The success of negotiations on a final agreement based on the 'tripartite framework' depends on a fundamental issue: the disarmament of the 'Islamic Resistance' and the dismantling of its infrastructure. And the success of negotiations on the final status after the 'Memorandum of Understanding' is linked, in Tehran's view and the bets of its proxies, to strengthening the 'resistance front' as part of the sources of power in protecting Iranian national security.

Even the failure of Lebanon's negotiations with Israel and Iran's negotiations with America leads to Hezbollah retaining its weapons, whether Washington and Tel Aviv resume war against Iran or the region remains in a state of neither war nor peace.

There is no need to threaten civil war in defense of weapons. The party accuses its opponents and critics, as well as negotiations with Israel, of causing 'sedition' and triggering a civil war. But there is no civil war that results from a unilateral local choice, nor even from more than one party.
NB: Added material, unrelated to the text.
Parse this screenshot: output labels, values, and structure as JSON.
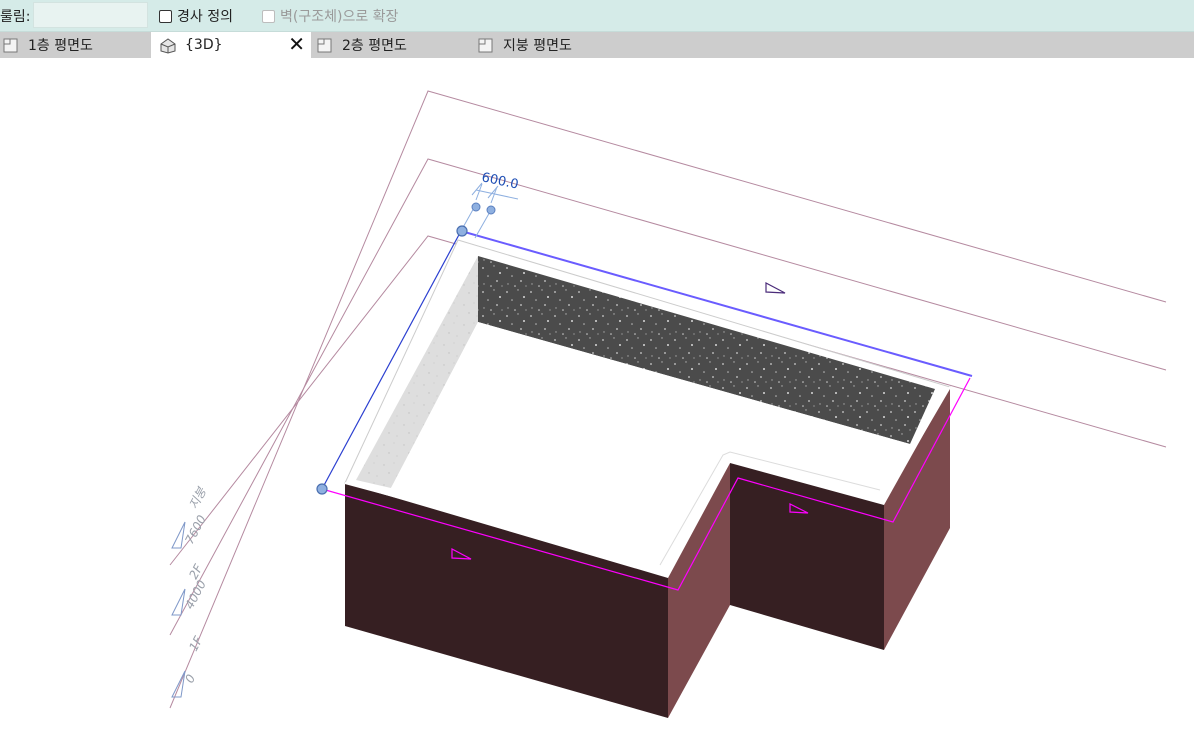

What the Lebanese civil war, regional war, and international war taught us is that there is no civil war without strong external parties that have an interest in it, over issues unrelated to anything any Lebanese party wanted, and larger than any Lebanese issue.

Moreover, civil war is not carried out by the people of all political and sectarian orientations, but it is started by an organized group, even if small, then people are driven by the force of events and action-reaction to engage in the war. And 'What is needed to overthrow a system is not a revolutionary organization but an organization of revolutionaries,' as Lenin used to say. Also, the Lebanese war lasted a long time when 'insecurity' in the small nation was in the interest of regional and international security, and when the interests of the major powers changed, the war ended because insecurity in Lebanon no longer served any external goal, and because all local parties became exhausted and unable to continue.

Those who today demand a return to the 'cessation of hostilities' agreement in the fall of 2024 after the war in support of Gaza are the ones who imagined that the difficult circumstances that led Hezbollah to accept it have changed, necessitating a different formula that does not require the removal of weapons from all of Lebanon 'starting from the Litani war.' And those who focus on returning to the 1949 Armistice Agreement know that without the 'Cairo Agreement' and the wars of Palestinian organizations from Lebanese soil, and the wars of Hezbollah linked to Iran's Revolutionary Guard, the Armistice Agreement would have remained in effect. The game between America and Iran, whether in war or negotiations, is much larger than the bet on the notion that the second face of the war in support of Iran is supporting Lebanon in negotiations to ensure the full Israeli withdrawal.

As for the 'militarization' of a sect, it is a real problem for the sect itself, for Lebanon, and for the other sects. And as for 'entrenchment' behind a sect in rejecting the state's position, and its virtual separation from the popular and official majority, it is not the path to a national agreement. Nor is an agreement based on the submission of sects to the position of a single sect, even if the connection to Iran is formal. The division is more dangerous than ever, to the extent that the discourse between partners in the homeland sounds like discourse between enemies. There is no use in minimizing the problem; it is big. But the question is: Will the application of President Eisenhower's saying succeed: 'To solve a problem, make it bigger'?